Рождественская история, или Записки из полумертвого дома
Шрифт:
И я повторил Петькин ответ:
– Десять.
Кларина вспомнила, помрачнела, махнула рукой, шагнула было в палату.
– Не надо, - остановил ее Славка.
– Там жена, и вроде собирается он.
– Куда?
– Туда, где все будем.
Мы стояли около банкеток под двумя фикусами как раз напротив сестринского поста за деревянной загородкой. Но сестер никого не было. Ушли куда-то пить чай. Зато из нашей палаты выползли почти все. Славка, короткий, твердый, прямой. Юрка, державшийся уже вполне молодцевато, хотя плечи иногда и опускал, даже температуривший подросток Паша с красным от жара лицом лежал на одной из банкеток, подложив руки под голову, и глядел в потолок испуганными глазами.
– У Глеба утром недержание кала случилось, - с военной, отнюдь не дипломатической прямотой пояснил Юрка.
– Его жена там подмывает. Сейчас придет Глебкина сестра и чистую пижаму принесет.
Короче, Кларину быстро выпроводили. Она и сама торопилась. Обещала дочке позаниматься с ней алгеброй. Сказала, что придет завтра, принесет, как всегда, еду и уж непременно в понедельник, 10-го, с самого утра, - чтоб я не тревожился. Она и с Анатолием Александровичем поговорит, и с заведующим отделением: может, пора уже переходить на домашнее лечение. Во всяком случае, гастроэнтеролог из академической поликлиники, которому она сумела дозвониться домой и все рассказала, категорически против операции. В свете утреннего зимнего солнца да еще при том, что я уже стоял на ногах, ночные мои страхи показались мне и впрямь дикостью, а странные речи Татя и Шхунаева болезненным преувеличением. Еще не хватало днем ночное явление Ваньки Флинта вспоминать. И я бодро отпустил Кларину домой.
Потом появилась сестра Глеба, как мы догадались: растерянная длинноносая женщина с полиэтиленовой сумкой в руке.
Она спросила про нашу палату, и Славка проводил ее туда.

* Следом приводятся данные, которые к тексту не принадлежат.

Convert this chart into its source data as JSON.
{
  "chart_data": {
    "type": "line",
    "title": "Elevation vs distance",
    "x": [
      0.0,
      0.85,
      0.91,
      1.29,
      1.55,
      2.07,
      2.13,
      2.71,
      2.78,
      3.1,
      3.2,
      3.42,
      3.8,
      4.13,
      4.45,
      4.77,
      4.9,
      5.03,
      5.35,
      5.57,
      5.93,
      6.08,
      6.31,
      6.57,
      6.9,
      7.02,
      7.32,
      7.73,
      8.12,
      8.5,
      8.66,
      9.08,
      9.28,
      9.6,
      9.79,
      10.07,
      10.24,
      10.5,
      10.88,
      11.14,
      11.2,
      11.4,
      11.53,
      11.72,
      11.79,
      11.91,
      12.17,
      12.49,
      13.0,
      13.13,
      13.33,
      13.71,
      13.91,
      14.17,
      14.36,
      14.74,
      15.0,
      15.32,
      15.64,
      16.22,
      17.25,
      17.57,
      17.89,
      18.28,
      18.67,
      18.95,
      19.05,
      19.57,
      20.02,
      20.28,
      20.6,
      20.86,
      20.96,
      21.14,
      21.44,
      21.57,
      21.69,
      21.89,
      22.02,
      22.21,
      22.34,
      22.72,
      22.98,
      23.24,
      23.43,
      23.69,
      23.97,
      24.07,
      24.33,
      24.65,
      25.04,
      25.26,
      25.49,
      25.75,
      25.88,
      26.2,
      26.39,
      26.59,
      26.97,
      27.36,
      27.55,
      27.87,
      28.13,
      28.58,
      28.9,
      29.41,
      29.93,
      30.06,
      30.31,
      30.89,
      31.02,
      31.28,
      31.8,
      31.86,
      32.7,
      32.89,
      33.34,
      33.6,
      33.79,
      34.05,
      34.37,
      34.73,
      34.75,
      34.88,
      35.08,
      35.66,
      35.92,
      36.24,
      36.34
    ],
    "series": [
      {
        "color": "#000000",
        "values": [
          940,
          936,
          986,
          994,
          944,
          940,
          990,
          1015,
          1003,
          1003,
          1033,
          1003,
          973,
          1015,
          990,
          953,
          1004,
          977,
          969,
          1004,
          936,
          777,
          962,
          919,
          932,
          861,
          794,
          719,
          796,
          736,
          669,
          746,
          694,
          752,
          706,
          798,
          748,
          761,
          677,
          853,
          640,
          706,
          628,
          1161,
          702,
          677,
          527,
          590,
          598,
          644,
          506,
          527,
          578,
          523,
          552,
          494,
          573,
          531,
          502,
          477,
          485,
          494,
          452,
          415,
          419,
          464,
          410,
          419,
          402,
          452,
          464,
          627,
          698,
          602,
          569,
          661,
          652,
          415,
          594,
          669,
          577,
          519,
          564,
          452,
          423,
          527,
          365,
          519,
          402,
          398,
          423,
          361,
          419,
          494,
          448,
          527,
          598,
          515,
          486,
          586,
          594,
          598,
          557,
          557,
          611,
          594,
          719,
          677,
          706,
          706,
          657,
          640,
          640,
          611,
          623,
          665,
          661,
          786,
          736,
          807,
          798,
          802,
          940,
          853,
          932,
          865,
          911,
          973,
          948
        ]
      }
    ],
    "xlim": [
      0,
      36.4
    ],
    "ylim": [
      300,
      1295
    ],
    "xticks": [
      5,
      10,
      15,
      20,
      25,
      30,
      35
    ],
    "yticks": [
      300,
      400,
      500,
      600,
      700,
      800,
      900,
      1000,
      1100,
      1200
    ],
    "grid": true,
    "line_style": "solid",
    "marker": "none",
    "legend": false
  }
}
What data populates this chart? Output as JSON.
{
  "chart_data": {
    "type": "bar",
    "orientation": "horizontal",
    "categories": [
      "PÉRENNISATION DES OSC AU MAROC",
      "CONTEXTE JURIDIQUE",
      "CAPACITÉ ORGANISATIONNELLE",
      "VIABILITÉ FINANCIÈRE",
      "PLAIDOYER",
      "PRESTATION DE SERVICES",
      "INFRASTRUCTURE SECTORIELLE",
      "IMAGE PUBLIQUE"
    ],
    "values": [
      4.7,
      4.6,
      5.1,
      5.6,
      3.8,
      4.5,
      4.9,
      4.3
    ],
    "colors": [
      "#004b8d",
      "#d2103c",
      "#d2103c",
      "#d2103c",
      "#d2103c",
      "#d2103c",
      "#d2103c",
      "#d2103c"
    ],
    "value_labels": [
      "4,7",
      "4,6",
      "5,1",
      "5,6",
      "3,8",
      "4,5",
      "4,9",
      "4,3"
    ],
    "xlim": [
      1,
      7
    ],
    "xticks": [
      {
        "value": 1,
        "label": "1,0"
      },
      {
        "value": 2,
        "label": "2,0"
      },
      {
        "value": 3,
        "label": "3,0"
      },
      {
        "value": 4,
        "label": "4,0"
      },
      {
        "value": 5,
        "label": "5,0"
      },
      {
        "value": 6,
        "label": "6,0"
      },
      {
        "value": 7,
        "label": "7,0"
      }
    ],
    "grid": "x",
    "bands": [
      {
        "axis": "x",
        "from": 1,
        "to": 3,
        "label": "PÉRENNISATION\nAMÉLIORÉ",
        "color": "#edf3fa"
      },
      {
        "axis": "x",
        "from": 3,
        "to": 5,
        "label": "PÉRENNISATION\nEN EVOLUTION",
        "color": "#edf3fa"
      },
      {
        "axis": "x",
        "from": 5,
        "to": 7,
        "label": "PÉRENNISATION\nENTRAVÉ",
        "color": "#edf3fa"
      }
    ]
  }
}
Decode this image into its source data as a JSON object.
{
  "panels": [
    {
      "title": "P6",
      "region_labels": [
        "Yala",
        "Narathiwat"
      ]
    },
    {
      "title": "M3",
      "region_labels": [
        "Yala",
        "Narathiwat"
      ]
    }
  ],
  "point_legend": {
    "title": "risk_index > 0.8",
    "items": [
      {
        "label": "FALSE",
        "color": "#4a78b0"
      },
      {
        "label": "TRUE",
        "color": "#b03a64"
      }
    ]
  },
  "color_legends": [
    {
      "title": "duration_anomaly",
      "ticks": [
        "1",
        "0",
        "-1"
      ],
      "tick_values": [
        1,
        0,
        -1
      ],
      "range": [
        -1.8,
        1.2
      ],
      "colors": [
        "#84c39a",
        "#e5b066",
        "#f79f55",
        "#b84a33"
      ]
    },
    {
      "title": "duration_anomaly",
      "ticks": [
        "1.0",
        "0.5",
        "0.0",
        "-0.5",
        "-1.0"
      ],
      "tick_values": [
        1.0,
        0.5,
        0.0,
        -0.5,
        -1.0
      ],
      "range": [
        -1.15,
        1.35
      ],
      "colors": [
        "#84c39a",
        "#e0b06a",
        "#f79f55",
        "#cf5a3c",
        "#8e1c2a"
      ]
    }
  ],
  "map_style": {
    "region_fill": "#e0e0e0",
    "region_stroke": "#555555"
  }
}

Я тихо побрел по коридору, проверяя себя, далеко ли могу дойти. За ординаторской начиналось женское отделение. Там худенькая старушка с блестящими глазками внушала полнотелой чернобровой медсестре Наташке:
– Тяжело дышите, много воды пьете. Меньше надо, легче будет. И весу меньше. Я как уверовала - стала посты соблюдать, и легкая стала, сколько сбросила. Вдвое против меня теперешней. Правда, Тоня?
– обратилась она к сидевшей рядом с ней больной, которую, видимо, пришла навестить.
– Правда, Анисья, - отвечала та.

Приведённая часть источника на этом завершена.